Algorithms for finding $k$ in $k$-means
This work provides a foundational solution for researchers and practitioners in clustering and mixture modeling by automating the selection of $k$, which was previously a manual or heuristic process.
This paper addresses the problem of finding the optimal number of clusters, $k$, in $k$-means clustering, a long-standing open problem. The authors propose a data-determined definition of $k$ and a polynomial-time algorithm to identify it, under the assumptions of a Ground Truth clustering with separated centers and a novel "no tight sub-cluster" (NTSC) constraint. Their algorithm can also find the number of components in mixtures of Gaussians and sub-Gaussian probability density functions.
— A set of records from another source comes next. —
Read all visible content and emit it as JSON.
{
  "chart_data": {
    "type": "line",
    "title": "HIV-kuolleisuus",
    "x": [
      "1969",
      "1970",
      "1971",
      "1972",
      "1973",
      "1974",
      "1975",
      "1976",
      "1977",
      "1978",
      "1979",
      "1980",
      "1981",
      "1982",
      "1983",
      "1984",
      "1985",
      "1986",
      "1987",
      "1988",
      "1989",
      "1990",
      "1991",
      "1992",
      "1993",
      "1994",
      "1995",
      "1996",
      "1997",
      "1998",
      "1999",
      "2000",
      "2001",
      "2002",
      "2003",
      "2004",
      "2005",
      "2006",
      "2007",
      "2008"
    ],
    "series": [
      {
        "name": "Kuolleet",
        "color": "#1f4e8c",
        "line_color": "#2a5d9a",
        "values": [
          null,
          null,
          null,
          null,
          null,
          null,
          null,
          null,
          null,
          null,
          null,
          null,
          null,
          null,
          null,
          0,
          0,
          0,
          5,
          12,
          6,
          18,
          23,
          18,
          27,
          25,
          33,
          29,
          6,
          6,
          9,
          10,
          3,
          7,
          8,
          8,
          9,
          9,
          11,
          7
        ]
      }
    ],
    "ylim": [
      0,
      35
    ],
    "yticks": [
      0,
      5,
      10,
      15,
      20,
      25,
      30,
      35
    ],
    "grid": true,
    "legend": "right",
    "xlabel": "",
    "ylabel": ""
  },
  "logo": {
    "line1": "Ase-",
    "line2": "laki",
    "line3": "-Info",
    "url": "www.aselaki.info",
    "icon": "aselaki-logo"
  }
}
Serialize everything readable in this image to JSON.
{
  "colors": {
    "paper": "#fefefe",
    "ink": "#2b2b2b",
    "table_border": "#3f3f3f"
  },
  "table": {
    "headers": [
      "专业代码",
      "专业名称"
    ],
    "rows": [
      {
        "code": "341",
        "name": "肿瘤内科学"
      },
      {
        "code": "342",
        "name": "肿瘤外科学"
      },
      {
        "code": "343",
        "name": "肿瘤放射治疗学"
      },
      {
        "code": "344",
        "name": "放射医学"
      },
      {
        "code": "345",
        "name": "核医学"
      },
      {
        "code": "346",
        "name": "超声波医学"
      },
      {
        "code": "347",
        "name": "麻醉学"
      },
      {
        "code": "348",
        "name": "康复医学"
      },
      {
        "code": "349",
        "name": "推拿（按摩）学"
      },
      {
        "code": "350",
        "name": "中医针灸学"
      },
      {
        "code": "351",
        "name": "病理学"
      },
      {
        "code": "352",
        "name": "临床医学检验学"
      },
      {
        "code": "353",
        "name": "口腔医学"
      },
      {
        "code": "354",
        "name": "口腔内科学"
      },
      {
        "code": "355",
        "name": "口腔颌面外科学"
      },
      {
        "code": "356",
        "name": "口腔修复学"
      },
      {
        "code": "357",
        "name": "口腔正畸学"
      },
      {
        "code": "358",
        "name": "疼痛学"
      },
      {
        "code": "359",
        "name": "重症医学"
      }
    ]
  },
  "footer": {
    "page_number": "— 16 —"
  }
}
$k-$means Clustering requires as input the exact value of $k$, the number of clusters. Two challenges are open: (i) Is there a data-determined definition of $k$ which is provably correct and (ii) Is there a polynomial time algorithm to find $k$ from data ? This paper provides the first affirmative answers to both these questions. As common in the literature, we assume that the data admits an unknown Ground Truth (GT) clustering with cluster centers separated. This assumption alone is not sufficient to answer Yes to (i). We assume a novel, but natural second constraint called no tight sub-cluster (NTSC) which stipulates that no substantially large subset of a GT cluster can be "tighter" (in a sense we define) than the cluster. Our yes answer to (i) and (ii) are under these two deterministic assumptions. We also give polynomial time algorithm to identify $k$. Our algorithm relies on NTSC to peel off one cluster at a time by identifying points which are tightly packed. We are also able to show that our algorithm(s) apply to data generated by mixtures of Gaussians and more generally to mixtures of sub-Gaussian pdf's and hence are able to find the number of components of the mixture from data. To our knowledge, previous results for these specialized settings as well, assume generally that $k$ is given besides the data.